Allison, Nathaniel Thompson. History of Cherokee County, Kansas, and Representative Citizens. Chicago, IL: Biographical Publishing Co., 1904. Online index created by Carolyn Ward, instructor at USD 508, Baxter Springs Middle School, Baxter Springs, Kansas, and State Coordinator for The KSGenWeb Project.

George W. Douglass

GEORGE W. DOUGLASS, a prosperous farmer of Cherokee County, who is located on a good farm in section 13, township 33, range 24, in Crawford township, was born in 1853 in Lucas County, Iowa, and is a son of Milton and Samantha (Bales) Douglass.

The father of Mr. Douglass was born in 1818 in Indiana and after his marriage on December 29, 1839, settled down to farming until 1851, when he moved to Iowa, taking with him his teams and household possessions.

In 1868 he again moved Westward, and located, with his wife and their 10 children, in Cherokee County, Kansas. He secured the southeast quarter of section 12 in Crawford township. He was one of the earliest settlers in this section, and at that time no one could have been found rash enough to predict that the present bustling city of Columbus would grow up on the prairie wilderness. His death took place July 26, 1897, at the age of 79 years. His wife was born in 1823, and died on the home farm in Crawford township, Cherokee County, January 23, 1899. For several terms Milton Douglass served as a member of the Board of County Commissioners of Cherokee County, and he assisted in the organization of the Republican party, while in Iowa. This party he continued to support until President Grant's second administration. He was one of the leading members of the Baptist Church in Lucas County, Iowa. He was the father of 12 children, namely: Mrs. Melinda Lane, born June 2, 1841, who lives in Columbus; Mrs. Eliza Vincent, born May 21, 1843, who resides in Britton, Oklahoma; Martin, born June 26, 1845, who resides at Oswego, Kansas; Sylvia, born October 17, 1847, who died, aged 11 months; Lloyd Judd, born September 11, 1849, who lives at Crestline, Kansas; George W., who was born June 16, 1853; Mrs. Elizabeth A. Owens, born November 20, 1855, who lives near Crestline; Joseph Benson, born April 9, 1858, who resides at Victor, Colorado; Charles Ellsworth born April 22, 1861, who was killed at Afton, Indian Territory, September 7, 1896; Noah Milton, born June 28, 1863, who resides at Shawnee, Oklahoma; William Walter, born January 27, 1867, who lives in Crawford township; and one child who died in infancy. The subject of this sketch has passed the greater part of his life in Cherokee County, the years 1874 and 1875, however, having been spent in Southeastern Missouri. Since he reached the age of 20 years, he has made his way in the world without outside assistance, and has met with deserved success. He is one of the substantial farmers and most highly respected citizens of Crawford township.

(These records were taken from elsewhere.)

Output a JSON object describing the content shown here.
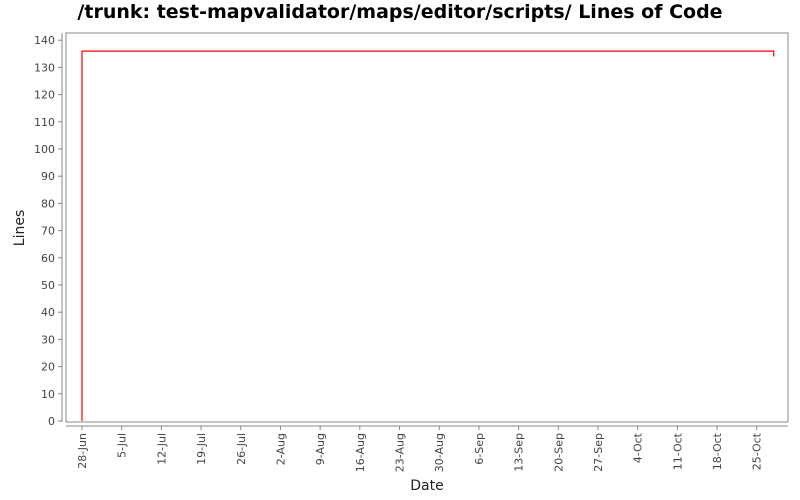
{
  "chart_data": {
    "type": "line",
    "title": "/trunk: test-mapvalidator/maps/editor/scripts/ Lines of Code",
    "xlabel": "Date",
    "ylabel": "Lines",
    "ylim": [
      0,
      140
    ],
    "yticks": [
      0,
      10,
      20,
      30,
      40,
      50,
      60,
      70,
      80,
      90,
      100,
      110,
      120,
      130,
      140
    ],
    "xticks": [
      "28-Jun",
      "5-Jul",
      "12-Jul",
      "19-Jul",
      "26-Jul",
      "2-Aug",
      "9-Aug",
      "16-Aug",
      "23-Aug",
      "30-Aug",
      "6-Sep",
      "13-Sep",
      "20-Sep",
      "27-Sep",
      "4-Oct",
      "11-Oct",
      "18-Oct",
      "25-Oct"
    ],
    "grid": false,
    "series": [
      {
        "color": "#ff0000",
        "points": [
          {
            "x": "28-Jun",
            "y": 0
          },
          {
            "x": "28-Jun",
            "y": 136
          },
          {
            "x": "28-Oct",
            "y": 136
          },
          {
            "x": "28-Oct",
            "y": 134
          }
        ]
      }
    ]
  }
}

On November 26, 1882. Mr. Douglass was married to Thula Ellis, who was born in Cocke County, Tennessee, August 6, 1863, and is a daughter of Richard Driskill and Sarah J. (Holdway) Ellis. They came to Cherokee County, Kansas, in April, 1869, and located two miles east of Crestline, where the father still resides, the mother having died in 1876. The three children of Mr. Ellis are: Mrs. Douglass; James Howard, of Columbus; and Elbert Hezekiah, a claim agent for the "Frisco" railroad.

Mr. and Mrs. Douglass have had four children, namely: Richard L., born February 9, 1884; Sarah E., born September 28, 1886; Walter, born August 27, 1890, who died November 4, 1897; and Arthur Lloyd, born February 27, 1893. The children are all at home, and form a cheerful, intelligent family group. Politically, Mr. Douglass is independent, or, as he facetiously puts it, "an orphan,"—none of the great parties quite meeting the issues which he considers of paramount importance, while he thinks all have excellent ideas in their platforms. He is a man of domestic tastes, enjoys his home and his farm duties, and cares little for outside matters. He is a member of the A.H.T.A.